To speak and be heard means that you are sending your will out onto the world around you, changing the definition of reality for all those who hear you. We do this from the time we learn to speak (imagine the two year-old asserting his will in a shrill cry for attention, and noting a corresponding change in the behavior of those around him) till the moment we breathe our last. For most people, most of the time, this is an unconscious process, automatic and mechanical. For a few others, who, by accident or training, have become conscious of the power of reason to change men’s minds, a choice is presented: how do you use this power?

“We are all pan-dimensional wizards, casting arcane spells with every word we speak. And every spell we speak always comes true.” Owen Rowley, my mentor in both the magical mysteries and in the mysteries of virtual reality, taught me this maxim some years ago, though it took some years before I began to understand the full magnitude of his seemingly grandiose pronouncement. More than anything else, it places enormous responsibility on anyone who uses language – that is, all of us. Because we are creatures infected by language, and because language shapes how we come to interpret reality, we bear the burden of our words. We know that words can hurt, we even believe that words can kill, but the truth is far more comprehensive: all of our words are the equivalent of a hypnotist’s suggestions, and all of us are to some degree susceptible.

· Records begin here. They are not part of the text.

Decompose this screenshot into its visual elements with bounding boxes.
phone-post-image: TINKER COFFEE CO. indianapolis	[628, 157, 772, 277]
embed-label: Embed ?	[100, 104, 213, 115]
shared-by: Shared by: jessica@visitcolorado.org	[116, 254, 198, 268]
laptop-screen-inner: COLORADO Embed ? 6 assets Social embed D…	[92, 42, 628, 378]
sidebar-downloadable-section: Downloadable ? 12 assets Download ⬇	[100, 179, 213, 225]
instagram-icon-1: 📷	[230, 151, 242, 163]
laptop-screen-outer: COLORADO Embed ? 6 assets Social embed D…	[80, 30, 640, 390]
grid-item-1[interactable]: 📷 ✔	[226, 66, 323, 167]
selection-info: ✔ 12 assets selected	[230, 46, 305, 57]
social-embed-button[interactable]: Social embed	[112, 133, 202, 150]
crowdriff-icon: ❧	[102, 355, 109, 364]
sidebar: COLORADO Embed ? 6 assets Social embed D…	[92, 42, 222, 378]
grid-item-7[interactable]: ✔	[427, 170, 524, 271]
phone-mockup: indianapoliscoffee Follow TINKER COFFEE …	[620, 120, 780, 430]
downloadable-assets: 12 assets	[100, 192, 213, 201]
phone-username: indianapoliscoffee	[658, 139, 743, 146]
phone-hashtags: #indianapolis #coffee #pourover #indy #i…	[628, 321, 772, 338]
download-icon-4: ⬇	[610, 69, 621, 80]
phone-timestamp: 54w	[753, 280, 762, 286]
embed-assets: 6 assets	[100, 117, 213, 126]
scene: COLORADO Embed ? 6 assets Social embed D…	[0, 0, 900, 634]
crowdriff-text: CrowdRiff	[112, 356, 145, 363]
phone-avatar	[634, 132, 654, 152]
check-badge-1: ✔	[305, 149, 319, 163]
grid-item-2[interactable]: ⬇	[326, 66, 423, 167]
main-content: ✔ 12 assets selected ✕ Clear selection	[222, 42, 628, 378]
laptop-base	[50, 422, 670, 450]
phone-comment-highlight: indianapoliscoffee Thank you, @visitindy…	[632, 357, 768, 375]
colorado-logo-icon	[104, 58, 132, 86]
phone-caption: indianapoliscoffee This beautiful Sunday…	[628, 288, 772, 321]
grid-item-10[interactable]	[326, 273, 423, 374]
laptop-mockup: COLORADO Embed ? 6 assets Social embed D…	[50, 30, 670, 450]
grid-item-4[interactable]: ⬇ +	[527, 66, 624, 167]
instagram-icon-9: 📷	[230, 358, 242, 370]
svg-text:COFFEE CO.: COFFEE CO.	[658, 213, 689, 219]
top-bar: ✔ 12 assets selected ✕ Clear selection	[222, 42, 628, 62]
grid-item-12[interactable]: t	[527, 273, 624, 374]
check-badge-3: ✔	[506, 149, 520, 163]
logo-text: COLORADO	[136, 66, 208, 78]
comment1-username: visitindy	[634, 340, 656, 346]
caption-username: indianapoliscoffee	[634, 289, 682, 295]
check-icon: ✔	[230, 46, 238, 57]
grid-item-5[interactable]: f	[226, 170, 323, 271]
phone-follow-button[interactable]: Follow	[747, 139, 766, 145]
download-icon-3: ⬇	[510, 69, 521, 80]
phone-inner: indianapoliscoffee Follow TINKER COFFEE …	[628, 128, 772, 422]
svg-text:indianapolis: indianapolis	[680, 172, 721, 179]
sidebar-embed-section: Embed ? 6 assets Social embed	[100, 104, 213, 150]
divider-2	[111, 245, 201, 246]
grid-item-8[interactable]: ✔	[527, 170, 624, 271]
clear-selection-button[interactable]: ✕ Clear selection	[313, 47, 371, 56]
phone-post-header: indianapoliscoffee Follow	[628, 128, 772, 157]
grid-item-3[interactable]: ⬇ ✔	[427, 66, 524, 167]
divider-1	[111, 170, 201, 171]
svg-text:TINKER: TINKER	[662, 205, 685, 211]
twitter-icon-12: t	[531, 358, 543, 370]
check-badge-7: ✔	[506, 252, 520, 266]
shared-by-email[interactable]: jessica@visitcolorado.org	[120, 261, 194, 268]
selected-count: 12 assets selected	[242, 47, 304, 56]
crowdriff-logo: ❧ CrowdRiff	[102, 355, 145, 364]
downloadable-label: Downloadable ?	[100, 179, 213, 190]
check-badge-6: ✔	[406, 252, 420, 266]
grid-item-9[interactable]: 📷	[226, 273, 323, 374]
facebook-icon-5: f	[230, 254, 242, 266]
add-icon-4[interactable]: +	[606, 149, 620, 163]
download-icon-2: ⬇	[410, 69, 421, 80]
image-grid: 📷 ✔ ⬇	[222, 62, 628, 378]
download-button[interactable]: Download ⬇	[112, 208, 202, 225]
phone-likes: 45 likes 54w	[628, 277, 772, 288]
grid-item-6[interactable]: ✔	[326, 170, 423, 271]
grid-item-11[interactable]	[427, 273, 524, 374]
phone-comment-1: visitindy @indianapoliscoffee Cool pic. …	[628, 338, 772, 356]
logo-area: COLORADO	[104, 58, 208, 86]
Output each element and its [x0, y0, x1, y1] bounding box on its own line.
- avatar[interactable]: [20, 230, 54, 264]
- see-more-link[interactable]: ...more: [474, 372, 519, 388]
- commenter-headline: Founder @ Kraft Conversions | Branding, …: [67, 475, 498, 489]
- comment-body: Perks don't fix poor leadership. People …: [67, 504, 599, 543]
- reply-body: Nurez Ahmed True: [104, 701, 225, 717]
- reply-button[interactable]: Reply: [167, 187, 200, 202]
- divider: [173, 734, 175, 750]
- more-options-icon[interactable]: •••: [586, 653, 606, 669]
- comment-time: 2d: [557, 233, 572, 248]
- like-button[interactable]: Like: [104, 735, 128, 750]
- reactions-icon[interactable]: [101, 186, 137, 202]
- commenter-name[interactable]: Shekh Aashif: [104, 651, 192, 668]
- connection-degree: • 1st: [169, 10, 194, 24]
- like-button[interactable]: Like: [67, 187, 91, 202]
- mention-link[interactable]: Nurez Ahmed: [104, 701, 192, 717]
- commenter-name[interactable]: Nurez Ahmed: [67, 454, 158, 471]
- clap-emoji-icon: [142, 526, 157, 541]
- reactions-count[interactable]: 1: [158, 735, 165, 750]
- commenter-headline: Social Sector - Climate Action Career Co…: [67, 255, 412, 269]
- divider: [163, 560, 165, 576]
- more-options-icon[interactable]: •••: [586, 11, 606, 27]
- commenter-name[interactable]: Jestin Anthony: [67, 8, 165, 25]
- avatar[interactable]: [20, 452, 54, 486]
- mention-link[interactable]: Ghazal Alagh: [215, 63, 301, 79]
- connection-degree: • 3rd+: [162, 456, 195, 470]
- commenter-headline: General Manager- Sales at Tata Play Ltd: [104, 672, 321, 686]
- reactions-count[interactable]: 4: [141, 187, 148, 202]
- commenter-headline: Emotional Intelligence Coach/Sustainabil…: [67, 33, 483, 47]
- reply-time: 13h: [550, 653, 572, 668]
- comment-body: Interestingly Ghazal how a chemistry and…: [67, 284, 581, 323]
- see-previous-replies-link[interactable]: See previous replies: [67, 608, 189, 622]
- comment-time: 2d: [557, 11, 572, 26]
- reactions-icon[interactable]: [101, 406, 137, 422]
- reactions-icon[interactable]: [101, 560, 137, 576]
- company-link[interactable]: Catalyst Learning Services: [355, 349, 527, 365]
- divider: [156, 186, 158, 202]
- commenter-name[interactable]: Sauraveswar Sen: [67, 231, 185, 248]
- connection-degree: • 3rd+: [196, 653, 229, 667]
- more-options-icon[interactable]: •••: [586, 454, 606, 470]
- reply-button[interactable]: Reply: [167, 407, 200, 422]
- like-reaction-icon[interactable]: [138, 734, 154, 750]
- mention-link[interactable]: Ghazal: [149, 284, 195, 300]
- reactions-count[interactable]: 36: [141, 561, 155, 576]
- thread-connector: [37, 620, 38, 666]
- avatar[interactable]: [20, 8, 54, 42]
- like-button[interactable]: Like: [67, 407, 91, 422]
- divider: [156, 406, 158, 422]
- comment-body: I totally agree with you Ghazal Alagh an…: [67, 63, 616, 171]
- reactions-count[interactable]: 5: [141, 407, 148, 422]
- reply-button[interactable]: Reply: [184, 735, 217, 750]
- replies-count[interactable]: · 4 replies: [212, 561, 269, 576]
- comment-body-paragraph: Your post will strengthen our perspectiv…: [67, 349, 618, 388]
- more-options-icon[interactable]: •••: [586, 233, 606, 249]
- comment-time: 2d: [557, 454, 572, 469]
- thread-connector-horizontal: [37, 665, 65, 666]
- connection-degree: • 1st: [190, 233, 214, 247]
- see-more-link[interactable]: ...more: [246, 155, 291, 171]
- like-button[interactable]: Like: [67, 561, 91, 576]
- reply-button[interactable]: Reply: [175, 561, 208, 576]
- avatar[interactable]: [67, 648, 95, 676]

With this responsibility comes an awareness of the burden we bear. It is how we encounter this burden – as individuals and as a civilization – which shapes reality.

Though written a number of years ago, Pesce’s words seem particularly apt at this juncture in time, given the disregard that many people in 2018 have for the truth…we are subjected to a never-ending stream of propaganda that seeks to transform our model of reality.

We would do well to be conscious of how we use language each day to construct our models of reality…and how certain others are seeking to use their own words as magical incantations against us.